La intervención de Estados Unidos en Venezuela, país que posee las mayores reservas probadas de petróleo del mundo, abre un nuevo escenario con posibles implicancias de alcance global tanto en el plano económico como geopolítico. El rumbo que adopte la transición política será determinante para definir el impacto final en los mercados financieros, el sector energético y la región.
De acuerdo con un informe del banco de inversión Morgan Stanley, las acciones de Estados Unidos en Venezuela tendrían su efecto más inmediato y pronunciado en los bonos venezolanos, mientras que el impacto sobre los precios del petróleo y los mercados más amplios de América Latina sería, al menos en el corto plazo, más limitado.
La entidad de Wall Street advirtió que el contexto actual está atravesado por una elevada incertidumbre política y operativa. Sin embargo, sostuvo que los bonos soberanos venezolanos y los de PDVSA serían los primeros en reaccionar, con subas de precios que podrían alcanzar hasta cinco puntos, a medida que los mercados incorporen una mayor probabilidad de reestructuración de la deuda y una eventual mejora en las tasas de recuperación.
En ese sentido, los analistas estiman que los bonos de la petrolera estatal PDVSA podrían mostrar un mejor desempeño relativo, a medida que se compriman las diferencias frente a los títulos soberanos. Morgan Stanley también proyecta un “contagio limitado” hacia el crédito soberano del resto de América Latina, aunque el episodio podría profundizar la diferenciación de rendimientos entre países, favoreciendo a aquellos percibidos como más alineados con Estados Unidos, especialmente en un año marcado por múltiples elecciones en la región.

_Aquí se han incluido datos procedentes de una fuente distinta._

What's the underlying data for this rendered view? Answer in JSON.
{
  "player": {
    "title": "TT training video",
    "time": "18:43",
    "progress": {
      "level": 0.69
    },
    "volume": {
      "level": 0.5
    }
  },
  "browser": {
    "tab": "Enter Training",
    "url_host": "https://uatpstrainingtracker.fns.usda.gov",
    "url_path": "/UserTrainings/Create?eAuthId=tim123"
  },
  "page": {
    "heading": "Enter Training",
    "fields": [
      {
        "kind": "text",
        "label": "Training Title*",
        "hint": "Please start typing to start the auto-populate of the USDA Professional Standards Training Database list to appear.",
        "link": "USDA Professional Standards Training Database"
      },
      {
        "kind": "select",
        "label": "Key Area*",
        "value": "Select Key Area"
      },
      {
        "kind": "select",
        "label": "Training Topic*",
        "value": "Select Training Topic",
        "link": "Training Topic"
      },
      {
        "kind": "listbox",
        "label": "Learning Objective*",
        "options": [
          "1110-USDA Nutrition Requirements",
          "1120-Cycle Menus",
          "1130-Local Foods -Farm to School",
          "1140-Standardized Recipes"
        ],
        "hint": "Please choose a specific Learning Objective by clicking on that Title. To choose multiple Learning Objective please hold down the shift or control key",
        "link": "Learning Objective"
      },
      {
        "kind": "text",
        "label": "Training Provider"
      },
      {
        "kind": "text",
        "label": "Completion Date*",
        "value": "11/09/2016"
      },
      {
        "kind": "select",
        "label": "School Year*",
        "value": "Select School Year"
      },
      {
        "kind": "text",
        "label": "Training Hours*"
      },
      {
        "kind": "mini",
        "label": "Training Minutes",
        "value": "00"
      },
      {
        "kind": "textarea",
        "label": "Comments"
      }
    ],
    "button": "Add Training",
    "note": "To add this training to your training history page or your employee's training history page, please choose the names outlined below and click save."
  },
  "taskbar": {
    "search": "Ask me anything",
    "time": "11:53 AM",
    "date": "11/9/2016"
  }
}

Respecto al mercado energético, el banco consideró que el impacto sobre el precio del petróleo es más complejo. En el corto plazo, los riesgos de interrupciones en la producción podrían verse compensados por la expectativa de un aumento de la oferta en el mediano plazo, siempre que se consolide un escenario de estabilidad política. En paralelo, el informe destacó un sesgo alcista en los precios del oro, impulsado por el incremento de la incertidumbre geopolítica.
A mediano plazo, las proyecciones para la producción petrolera venezolana son claramente positivas desde el punto de vista de los recursos disponibles y la capacidad técnica. La consultora especializada Wood Mackenzie señaló recientemente que el reacondicionamiento de pozos podría permitir un fuerte repunte de la producción, llevándola nuevamente a niveles cercanos a los 2 millones de barriles diarios —similares a los de mediados de la década de 2010— en un plazo de uno a dos años.
No obstante, Morgan Stanley remarcó que el factor clave para que ese escenario se concrete no será únicamente la existencia de petróleo, sino la estabilidad del nuevo gobierno, el régimen de sanciones internacionales y las condiciones fiscales que se establezcan. En ese marco, el banco mantiene una proyección prudente y estima que el precio del Brent podría ubicarse en torno a los USD 50 en promedio en los próximos meses, un escenario que podría verse reforzado si la producción venezolana logra recuperarse de manera sostenida.